Em comunicado oficial, a Prefeitura informou que a remoção foi aprovada por unanimidade após análises da Defesa Civil e da Divisão de Meio Ambiente. Segundo a nota, embora a palmeira apresente aparência saudável, seu sistema radicular possuiria deformidades e desenvolvimento limitado, o que poderia comprometer sua estabilidade ao longo dos anos.

Entretanto, a população ainda não teve acesso ao parecer técnico que fundamentou essa conclusão.
As imagens registradas no local mostram uma palmeira de grande porte, copa vigorosa, tronco íntegro e sem inclinação acentuada visualmente perceptível. Evidentemente, fotografias não substituem uma avaliação técnica das raízes, mas reforçam a necessidade de que a decisão seja acompanhada de ampla transparência.
Outro aspecto que chama atenção é que existem outras palmeiras no município que apresentam inclinações visivelmente maiores e permanecem preservadas, levantando dúvidas sobre a uniformidade dos critérios adotados pelo poder público.
Especialistas em arborização urbana lembram que a supressão de árvores deve ser a última alternativa. Em muitos casos, intervenções como adequação do canteiro, ampliação da área permeável, proteção da base, monitoramento periódico e outras medidas de engenharia e manejo podem reduzir riscos sem que seja necessária a remoção do exemplar.
Também é importante destacar que avaliações sobre estabilidade e necessidade de supressão normalmente são embasadas por pareceres emitidos por profissionais legalmente habilitados, como engenheiros florestais ou engenheiros agrônomos com atribuições na área de arborização urbana, podendo ainda contar com a participação de biólogos, conforme as competências profissionais e a legislação aplicável.
A discussão não gira apenas em torno de uma palmeira imperial — espécie ornamental exótica, como destacou a própria Prefeitura —, mas do princípio da preservação ambiental. Mesmo não sendo uma espécie nativa, árvores consolidadas exercem funções importantes na paisagem urbana, no conforto térmico e na identidade visual da cidade.

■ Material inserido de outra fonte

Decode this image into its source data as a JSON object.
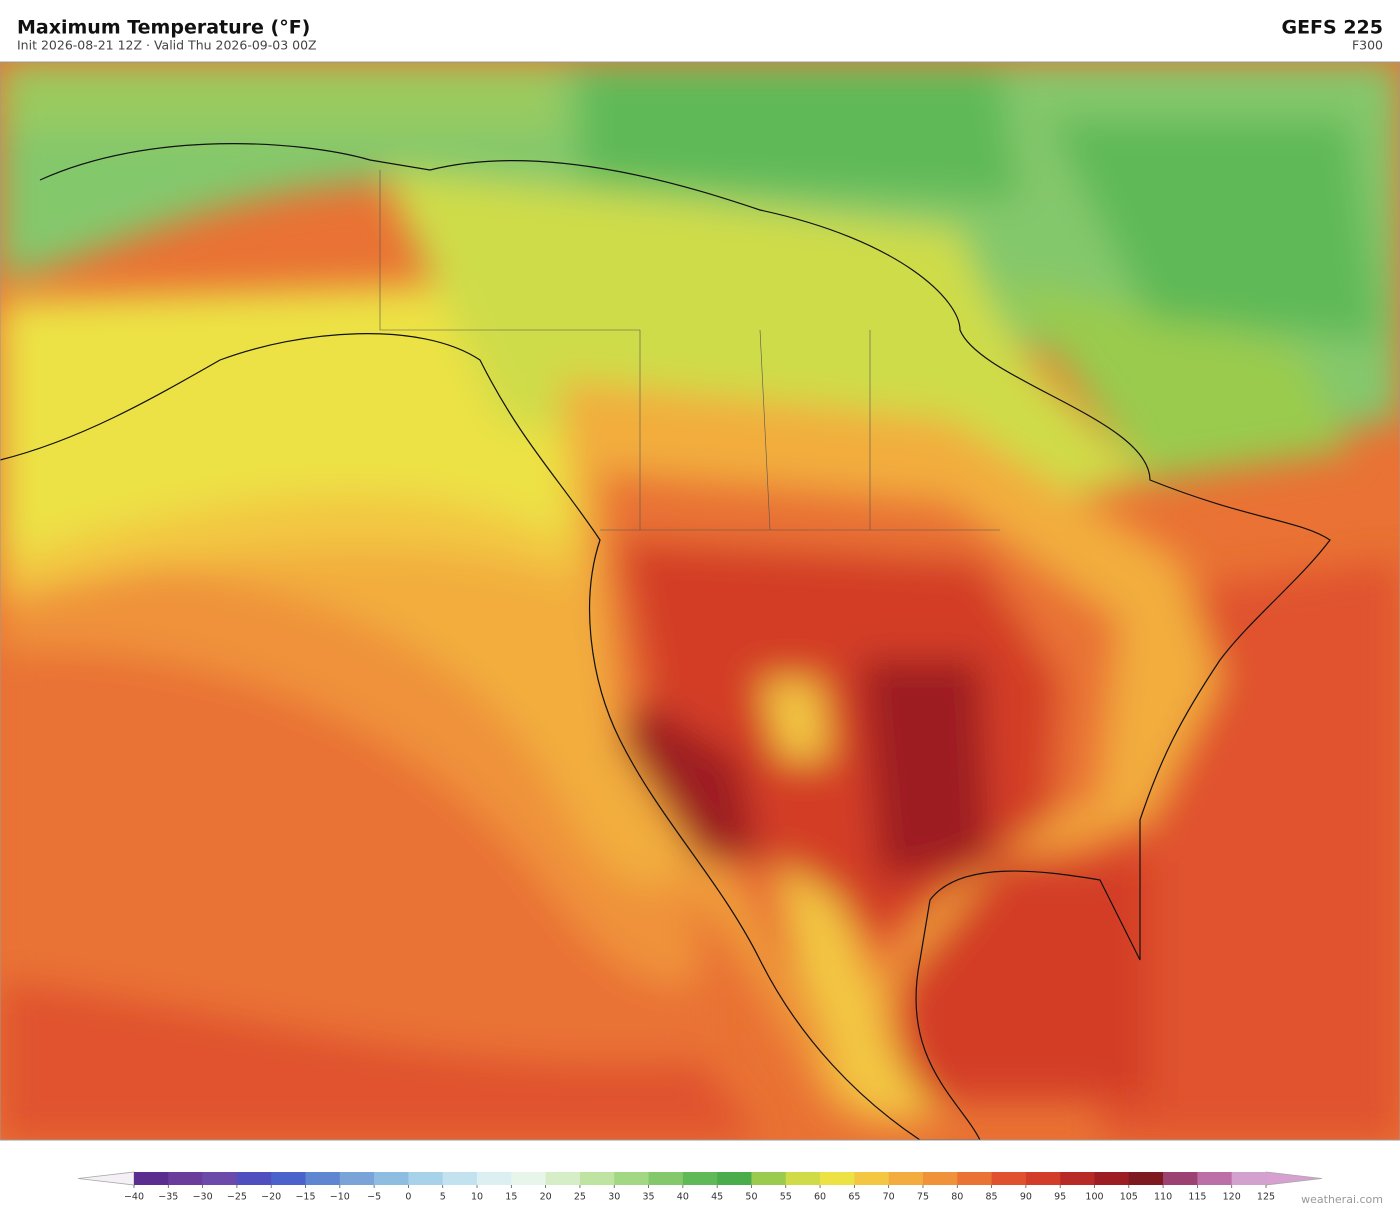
{
  "header": {
    "title": "Maximum Temperature  (°F)",
    "subtitle": "Init 2026-08-21 12Z   ·   Valid Thu 2026-09-03 00Z",
    "model": "GEFS  225",
    "forecast_hour": "F300"
  },
  "colorbar": {
    "ticks": [
      {
        "value": -40,
        "label": "−40"
      },
      {
        "value": -35,
        "label": "−35"
      },
      {
        "value": -30,
        "label": "−30"
      },
      {
        "value": -25,
        "label": "−25"
      },
      {
        "value": -20,
        "label": "−20"
      },
      {
        "value": -15,
        "label": "−15"
      },
      {
        "value": -10,
        "label": "−10"
      },
      {
        "value": -5,
        "label": "−5"
      },
      0,
      5,
      10,
      15,
      20,
      25,
      30,
      35,
      40,
      45,
      50,
      55,
      60,
      65,
      70,
      75,
      80,
      85,
      90,
      95,
      100,
      105,
      110,
      115,
      120,
      125
    ],
    "colors": [
      "#5b2d8e",
      "#6a3d9a",
      "#6b4aaa",
      "#4f4fbf",
      "#4a62cc",
      "#5f86d0",
      "#7aa3d8",
      "#8ebde2",
      "#a8d2ea",
      "#c3e2ef",
      "#dcf0f2",
      "#e8f5ea",
      "#d6eec8",
      "#bfe3a0",
      "#a2d784",
      "#84c86c",
      "#5fb957",
      "#4aac4a",
      "#9acb4e",
      "#cfdc48",
      "#ece244",
      "#f3c742",
      "#f2ad3e",
      "#ef923a",
      "#e97234",
      "#e0522d",
      "#d33c28",
      "#b82a25",
      "#9c1e22",
      "#7c1a20",
      "#9b4272",
      "#bc6fa6",
      "#d3a1cd"
    ]
  },
  "footer": {
    "credit": "weatherai.com"
  }
}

Diante disso, o Portal Vertentes defende que a Prefeitura de Itaguara e o CODEMA publiquem integralmente o parecer técnico que embasou a decisão e reavaliem a necessidade da supressão, considerando alternativas que conciliem segurança e preservação ambiental.

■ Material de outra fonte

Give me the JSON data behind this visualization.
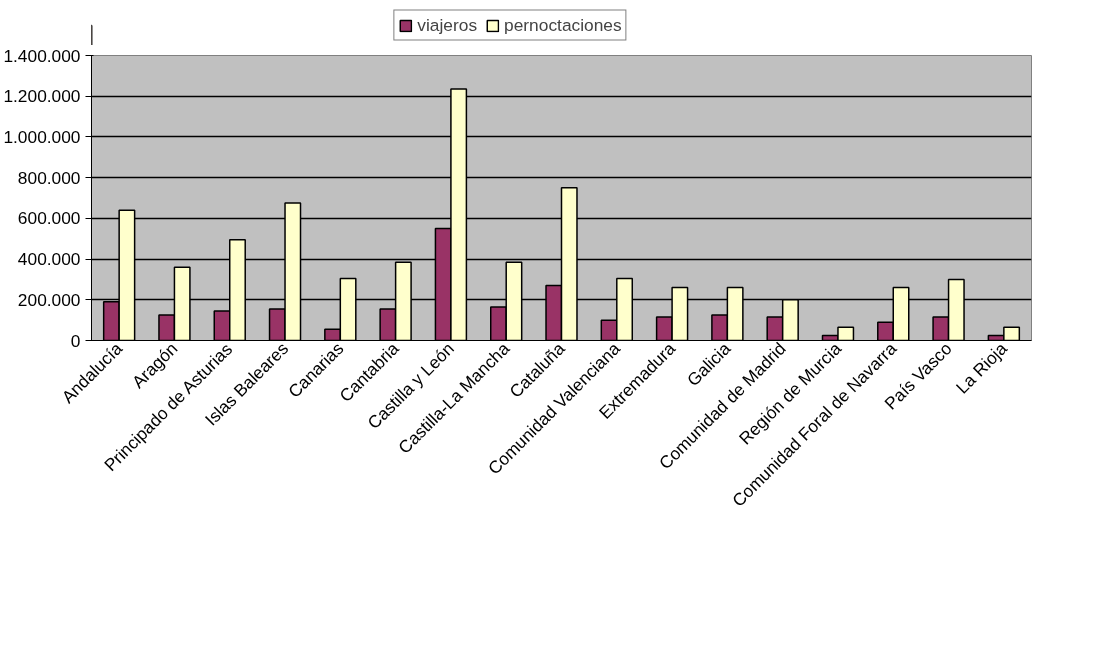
{
  "chart_data": {
    "type": "bar",
    "categories": [
      "Andalucía",
      "Aragón",
      "Principado de Asturias",
      "Islas Baleares",
      "Canarias",
      "Cantabria",
      "Castilla y León",
      "Castilla-La Mancha",
      "Cataluña",
      "Comunidad Valenciana",
      "Extremadura",
      "Galicia",
      "Comunidad de Madrid",
      "Región de Murcia",
      "Comunidad Foral de Navarra",
      "País Vasco",
      "La Rioja"
    ],
    "series": [
      {
        "name": "viajeros",
        "color": "#993366",
        "values": [
          190000,
          125000,
          145000,
          155000,
          55000,
          155000,
          550000,
          165000,
          270000,
          100000,
          115000,
          125000,
          115000,
          25000,
          90000,
          115000,
          25000
        ]
      },
      {
        "name": "pernoctaciones",
        "color": "#ffffcc",
        "values": [
          640000,
          360000,
          495000,
          675000,
          305000,
          385000,
          1235000,
          385000,
          750000,
          305000,
          260000,
          260000,
          200000,
          65000,
          260000,
          300000,
          65000
        ]
      }
    ],
    "ylim": [
      0,
      1400000
    ],
    "yticks": [
      {
        "value": 0,
        "label": "0"
      },
      {
        "value": 200000,
        "label": "200.000"
      },
      {
        "value": 400000,
        "label": "400.000"
      },
      {
        "value": 600000,
        "label": "600.000"
      },
      {
        "value": 800000,
        "label": "800.000"
      },
      {
        "value": 1000000,
        "label": "1.000.000"
      },
      {
        "value": 1200000,
        "label": "1.200.000"
      },
      {
        "value": 1400000,
        "label": "1.400.000"
      }
    ],
    "grid": "y",
    "legend": "top"
  }
}
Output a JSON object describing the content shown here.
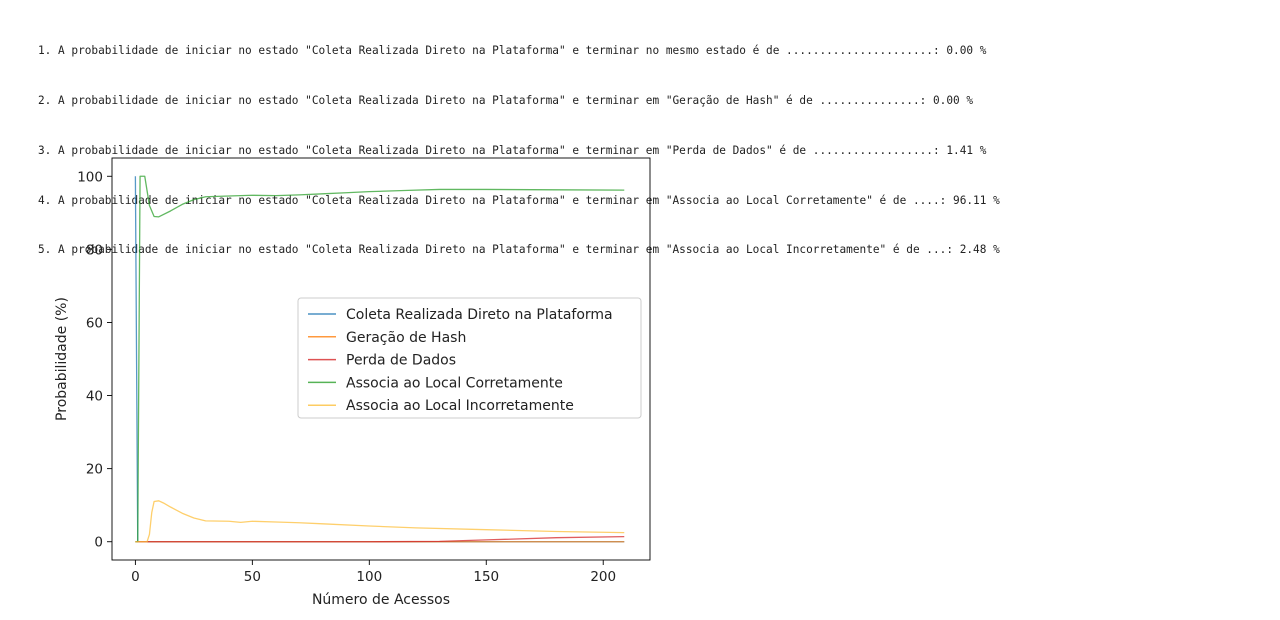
{
  "output": {
    "lines": [
      "1. A probabilidade de iniciar no estado \"Coleta Realizada Direto na Plataforma\" e terminar no mesmo estado é de ......................: 0.00 %",
      "2. A probabilidade de iniciar no estado \"Coleta Realizada Direto na Plataforma\" e terminar em \"Geração de Hash\" é de ...............: 0.00 %",
      "3. A probabilidade de iniciar no estado \"Coleta Realizada Direto na Plataforma\" e terminar em \"Perda de Dados\" é de ..................: 1.41 %",
      "4. A probabilidade de iniciar no estado \"Coleta Realizada Direto na Plataforma\" e terminar em \"Associa ao Local Corretamente\" é de ....: 96.11 %",
      "5. A probabilidade de iniciar no estado \"Coleta Realizada Direto na Plataforma\" e terminar em \"Associa ao Local Incorretamente\" é de ...: 2.48 %"
    ]
  },
  "chart_data": {
    "type": "line",
    "xlabel": "Número de Acessos",
    "ylabel": "Probabilidade (%)",
    "xlim": [
      -10,
      220
    ],
    "ylim": [
      -5,
      105
    ],
    "xticks": [
      0,
      50,
      100,
      150,
      200
    ],
    "yticks": [
      0,
      20,
      40,
      60,
      80,
      100
    ],
    "grid": false,
    "legend_position": "center-right",
    "series": [
      {
        "name": "Coleta Realizada Direto na Plataforma",
        "color": "#1f77b4",
        "x": [
          0,
          1,
          2,
          10,
          50,
          100,
          150,
          209
        ],
        "y": [
          100,
          0,
          0,
          0,
          0,
          0,
          0,
          0
        ]
      },
      {
        "name": "Geração de Hash",
        "color": "#ff7f0e",
        "x": [
          0,
          1,
          2,
          3,
          10,
          50,
          100,
          150,
          209
        ],
        "y": [
          0,
          0,
          0,
          0,
          0,
          0,
          0,
          0,
          0
        ]
      },
      {
        "name": "Perda de Dados",
        "color": "#d62728",
        "x": [
          0,
          2,
          50,
          100,
          130,
          150,
          180,
          209
        ],
        "y": [
          0,
          0,
          0,
          0,
          0.1,
          0.5,
          1.1,
          1.4
        ]
      },
      {
        "name": "Associa ao Local Corretamente",
        "color": "#2ca02c",
        "x": [
          0,
          1,
          2,
          4,
          6,
          8,
          10,
          15,
          20,
          25,
          30,
          40,
          50,
          60,
          70,
          80,
          90,
          100,
          110,
          120,
          130,
          150,
          180,
          209
        ],
        "y": [
          0,
          0,
          100,
          100,
          92,
          89,
          88.9,
          90.5,
          92.3,
          93.6,
          94.4,
          94.6,
          94.8,
          94.7,
          94.9,
          95.2,
          95.5,
          95.8,
          96.0,
          96.2,
          96.4,
          96.4,
          96.3,
          96.2
        ]
      },
      {
        "name": "Associa ao Local Incorretamente",
        "color": "#fdbf3b",
        "x": [
          0,
          1,
          2,
          3,
          4,
          5,
          6,
          7,
          8,
          10,
          12,
          15,
          20,
          25,
          30,
          40,
          45,
          50,
          60,
          70,
          80,
          100,
          120,
          150,
          180,
          209
        ],
        "y": [
          0,
          0,
          0,
          0,
          0,
          0,
          2,
          8,
          11,
          11.2,
          10.6,
          9.5,
          7.8,
          6.5,
          5.7,
          5.6,
          5.3,
          5.6,
          5.4,
          5.2,
          4.9,
          4.3,
          3.8,
          3.3,
          2.8,
          2.5
        ]
      }
    ]
  }
}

A transparência fortalece a confiança da população. E, quando se trata da retirada de um exemplar arbóreo de grande porte, demonstrar tecnicamente que todas as alternativas foram esgotadas é tão importante quanto a própria decisão.
O Portal Vertentes permanece à disposição da Prefeitura de Itaguara e do CODEMA para publicar eventuais esclarecimentos, estudos técnicos ou laudos que fundamentem a medida.